El dolor muscular puede afectar a cualquier persona, incluso a las que se ejercitan
Una de cada cinco personas en el mundo padece dolor crónico de moderado a severo y una de cada tres no puede mantener un modo de vida independiente.

El dolor muscular, una aflicción común que puede afectar a cualquier persona independientemente de su nivel de actividad física, es una condición que motiva constantemente la búsqueda de alivio efectivo mediante el uso de analgésicos. Frente a este escenario, gestionar nuestra salud a través del autocuidado en ciencia es fundamental. Para encontrar el alivio ante su aparición, hay que entender el dolor y aprender a reconocerlo.
La Organización Mundial de la Salud (OMS) define el autocuidado como la capacidad de las personas, familias y comunidades de promover y mantener su salud, prevenir enfermedades y hacer frente a los padecimientos con o sin asistencia de profesionales de la salud.
Con monitoreo
El autocuidado a través del ibuprofeno es frecuentemente señalado por los expertos como eficaz en el alivio del dolor muscular debido a sus propiedades antiinflamatorias, analgésicas y antipiréticas ya que se utiliza comúnmente para tratar el dolor leve a moderado, la inflamación y la fiebre. Sin embargo, su consumo debe ser cuidadosamente monitoreado.
Los medicamentos más comúnmente recomendados para manejar el dolor muscular incluyen los antiinflamatorios no esteroideos (AINES), como el ibuprofeno y el paracetamol.
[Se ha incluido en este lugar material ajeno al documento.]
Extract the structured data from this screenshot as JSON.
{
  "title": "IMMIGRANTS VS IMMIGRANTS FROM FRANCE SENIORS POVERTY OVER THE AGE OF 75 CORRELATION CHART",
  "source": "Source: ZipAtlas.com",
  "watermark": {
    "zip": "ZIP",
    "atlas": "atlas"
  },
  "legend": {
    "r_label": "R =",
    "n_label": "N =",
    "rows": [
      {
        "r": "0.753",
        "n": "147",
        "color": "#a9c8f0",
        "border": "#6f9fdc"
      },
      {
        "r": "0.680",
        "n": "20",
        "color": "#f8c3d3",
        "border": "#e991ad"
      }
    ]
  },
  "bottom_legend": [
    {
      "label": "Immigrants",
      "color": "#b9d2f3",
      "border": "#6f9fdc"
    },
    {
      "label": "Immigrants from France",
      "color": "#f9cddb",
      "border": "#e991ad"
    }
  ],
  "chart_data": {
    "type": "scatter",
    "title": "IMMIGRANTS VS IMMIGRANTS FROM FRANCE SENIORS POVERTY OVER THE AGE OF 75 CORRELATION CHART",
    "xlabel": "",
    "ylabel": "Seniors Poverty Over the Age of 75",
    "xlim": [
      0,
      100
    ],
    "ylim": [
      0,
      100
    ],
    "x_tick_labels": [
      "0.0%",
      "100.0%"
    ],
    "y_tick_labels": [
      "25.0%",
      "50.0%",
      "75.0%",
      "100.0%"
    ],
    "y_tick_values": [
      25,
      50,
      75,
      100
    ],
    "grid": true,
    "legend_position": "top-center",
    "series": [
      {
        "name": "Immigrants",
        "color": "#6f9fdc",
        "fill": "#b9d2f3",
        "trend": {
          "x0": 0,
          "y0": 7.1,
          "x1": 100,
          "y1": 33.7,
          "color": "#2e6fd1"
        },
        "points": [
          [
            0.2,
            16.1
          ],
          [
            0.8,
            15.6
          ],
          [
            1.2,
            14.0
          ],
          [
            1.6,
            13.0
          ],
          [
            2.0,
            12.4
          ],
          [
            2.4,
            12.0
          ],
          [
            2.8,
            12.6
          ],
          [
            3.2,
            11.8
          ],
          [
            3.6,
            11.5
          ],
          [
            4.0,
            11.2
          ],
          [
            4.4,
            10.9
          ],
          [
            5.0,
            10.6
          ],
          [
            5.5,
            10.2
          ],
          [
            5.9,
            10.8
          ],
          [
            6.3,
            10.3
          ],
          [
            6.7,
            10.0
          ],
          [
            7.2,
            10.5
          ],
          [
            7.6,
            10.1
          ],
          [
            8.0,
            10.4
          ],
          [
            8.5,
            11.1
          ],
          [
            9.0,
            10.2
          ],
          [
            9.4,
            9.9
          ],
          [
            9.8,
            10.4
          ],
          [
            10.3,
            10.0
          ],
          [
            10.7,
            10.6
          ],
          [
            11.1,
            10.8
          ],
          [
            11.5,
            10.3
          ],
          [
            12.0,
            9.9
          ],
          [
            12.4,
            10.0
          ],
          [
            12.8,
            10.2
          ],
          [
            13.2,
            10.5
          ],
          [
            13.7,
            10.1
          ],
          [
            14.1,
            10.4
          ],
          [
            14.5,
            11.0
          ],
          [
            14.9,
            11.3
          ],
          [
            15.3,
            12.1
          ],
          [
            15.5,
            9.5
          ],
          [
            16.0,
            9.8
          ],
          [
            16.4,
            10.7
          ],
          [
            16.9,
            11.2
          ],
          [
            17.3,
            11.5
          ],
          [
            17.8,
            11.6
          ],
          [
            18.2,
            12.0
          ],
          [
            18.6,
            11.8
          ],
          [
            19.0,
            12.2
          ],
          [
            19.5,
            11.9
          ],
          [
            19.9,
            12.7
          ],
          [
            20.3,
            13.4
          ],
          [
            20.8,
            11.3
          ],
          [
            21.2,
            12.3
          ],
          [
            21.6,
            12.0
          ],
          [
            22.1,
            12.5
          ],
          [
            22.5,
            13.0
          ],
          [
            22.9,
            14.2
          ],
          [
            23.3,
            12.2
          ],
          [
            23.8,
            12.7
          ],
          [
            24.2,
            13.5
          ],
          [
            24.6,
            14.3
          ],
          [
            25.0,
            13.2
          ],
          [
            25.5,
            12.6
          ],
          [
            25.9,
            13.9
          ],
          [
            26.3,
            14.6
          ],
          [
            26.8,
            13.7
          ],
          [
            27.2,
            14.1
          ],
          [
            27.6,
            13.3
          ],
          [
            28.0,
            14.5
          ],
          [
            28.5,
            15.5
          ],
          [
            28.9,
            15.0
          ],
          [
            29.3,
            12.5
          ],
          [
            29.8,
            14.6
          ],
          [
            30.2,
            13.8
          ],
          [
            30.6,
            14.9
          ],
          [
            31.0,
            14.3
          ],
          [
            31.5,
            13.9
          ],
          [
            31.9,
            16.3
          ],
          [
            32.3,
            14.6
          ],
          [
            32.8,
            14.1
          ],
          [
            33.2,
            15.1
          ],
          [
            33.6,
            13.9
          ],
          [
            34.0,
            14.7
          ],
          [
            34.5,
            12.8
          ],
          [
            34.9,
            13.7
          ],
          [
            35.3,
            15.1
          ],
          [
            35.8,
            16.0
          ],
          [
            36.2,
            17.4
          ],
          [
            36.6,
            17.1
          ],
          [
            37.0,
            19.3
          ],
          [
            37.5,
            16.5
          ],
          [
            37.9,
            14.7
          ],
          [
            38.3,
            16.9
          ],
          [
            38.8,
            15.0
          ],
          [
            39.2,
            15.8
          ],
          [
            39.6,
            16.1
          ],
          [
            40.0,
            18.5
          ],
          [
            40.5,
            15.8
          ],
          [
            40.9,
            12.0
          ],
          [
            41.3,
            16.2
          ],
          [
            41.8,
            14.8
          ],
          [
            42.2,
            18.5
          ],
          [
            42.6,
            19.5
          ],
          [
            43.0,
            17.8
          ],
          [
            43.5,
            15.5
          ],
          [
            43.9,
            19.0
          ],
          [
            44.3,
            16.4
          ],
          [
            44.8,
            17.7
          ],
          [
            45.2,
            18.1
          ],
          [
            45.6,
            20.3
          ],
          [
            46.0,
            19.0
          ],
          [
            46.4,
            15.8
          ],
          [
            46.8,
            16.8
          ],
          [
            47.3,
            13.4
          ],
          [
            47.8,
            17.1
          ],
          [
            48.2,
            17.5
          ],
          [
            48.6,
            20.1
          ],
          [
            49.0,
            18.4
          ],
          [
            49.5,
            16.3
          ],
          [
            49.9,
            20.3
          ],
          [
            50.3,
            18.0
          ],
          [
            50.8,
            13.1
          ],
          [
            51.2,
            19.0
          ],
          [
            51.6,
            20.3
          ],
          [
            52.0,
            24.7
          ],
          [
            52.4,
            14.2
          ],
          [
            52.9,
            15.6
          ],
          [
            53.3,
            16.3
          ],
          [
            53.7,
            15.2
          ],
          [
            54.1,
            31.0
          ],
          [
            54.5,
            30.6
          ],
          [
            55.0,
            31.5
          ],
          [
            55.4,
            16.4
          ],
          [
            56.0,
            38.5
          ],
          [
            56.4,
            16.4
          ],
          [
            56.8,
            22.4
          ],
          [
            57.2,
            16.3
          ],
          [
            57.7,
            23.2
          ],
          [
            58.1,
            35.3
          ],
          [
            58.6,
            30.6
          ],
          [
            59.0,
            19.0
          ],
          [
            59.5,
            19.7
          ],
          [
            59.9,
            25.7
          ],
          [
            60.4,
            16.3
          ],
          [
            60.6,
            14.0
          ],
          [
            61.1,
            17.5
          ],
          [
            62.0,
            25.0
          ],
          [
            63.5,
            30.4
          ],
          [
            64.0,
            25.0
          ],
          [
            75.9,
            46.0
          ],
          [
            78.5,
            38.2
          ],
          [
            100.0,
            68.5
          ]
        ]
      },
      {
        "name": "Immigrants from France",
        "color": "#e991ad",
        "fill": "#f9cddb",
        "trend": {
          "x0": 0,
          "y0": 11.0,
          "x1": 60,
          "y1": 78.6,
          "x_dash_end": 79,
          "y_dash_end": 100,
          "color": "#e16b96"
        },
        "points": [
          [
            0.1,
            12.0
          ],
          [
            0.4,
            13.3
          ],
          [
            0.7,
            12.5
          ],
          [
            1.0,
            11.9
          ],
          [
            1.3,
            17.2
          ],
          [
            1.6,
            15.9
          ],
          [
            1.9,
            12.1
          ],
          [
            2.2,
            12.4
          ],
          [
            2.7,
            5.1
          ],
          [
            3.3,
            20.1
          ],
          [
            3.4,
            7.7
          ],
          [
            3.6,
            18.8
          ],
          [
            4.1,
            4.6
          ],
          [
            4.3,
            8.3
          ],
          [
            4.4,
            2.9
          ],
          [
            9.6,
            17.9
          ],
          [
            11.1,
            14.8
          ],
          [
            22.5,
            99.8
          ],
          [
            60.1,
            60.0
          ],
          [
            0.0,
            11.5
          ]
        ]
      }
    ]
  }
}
"Cada uno de estos fármacos actúan de manera diferente, por lo que su efectividad puede variar dependiendo de la naturaleza específica del dolor muscular experimentado por el individuo", indicó el médico Gabriel Olarte (MN 100.186). El especialista en terapia intensiva y medicina crítica, es experto en tratamiento del dolor en el Instituto Alexander Fleming en la Ciudad Autónoma de Buenos Aires y director del centro Cendo, de diagnóstico, tratamiento y contención de personas que padecen dolor.
Mala postura
Sobre el tratamiento y prevención del dolor muscular, Olarte recalca que la mayoría de los dolores musculares se producen como consecuencia de posturas corporales incorrectas, sobrecarga muscular inadecuada o uso repetitivo de un grupo muscular sin tiempo de recuperación adecuada durante el ejercicio o en determinados trabajos que utilizan fuerza muscular. "Es fundamental la prevención del daño muscular a través del autocuidado prestando atención a la postura corporal en la vida cotidiana y realizar ejercicio debidamente controlado", aconseja.
Las dosis
De regreso al tratamiento farmacológico del dolor muscular, en la mayoría de los casos comprende el uso de un grupo de antinflamatorios no esteroideos como el ibuprofeno, aunque se debe prestar atención a no exceder las dosis máximas ni utilizarlos por tiempos prolongados. "Siempre es recomendable consultar con su médico para que lo guíe en el uso de estos fármacos de venta libre y le explique en qué casos debe volver a consultar (automedicación controlada)", recomendó el especialista.

Paracetamol o Ibuprofeno
Para tratar los dolores musculares el ibuprofeno reduce la producción de sustancias químicas llamadas prostaglandinas, que son responsables de causar inflamación en el cuerpo. El medicamento puede ayudar a aliviar el dolor asociado con lesiones, inflamación crónica y condiciones como la artritis, pero también controla el dolor en otras situaciones clínicas donde hay dolor sin inflamación.
El paracetamol, mientras tanto, actúa como un analgésico menos potente; no posee propiedades antiinflamatorias significativas, pero puede ser efectivo para el alivio del dolor leve a moderado.
La elección del analgésico debe considerar la intensidad del dolor, las condiciones del paciente y potenciales interacciones con otros medicamentos. Tanto el ibuprofeno como el paracetamol se consideran medicamentos seguros si se usan en dosis y períodos recomendados. Para elegir el apropiado, considerar si el dolor es moderado puede ser preferible el ibuprofeno y si no, el paracetamol podría ser el indicado. Fuente NA.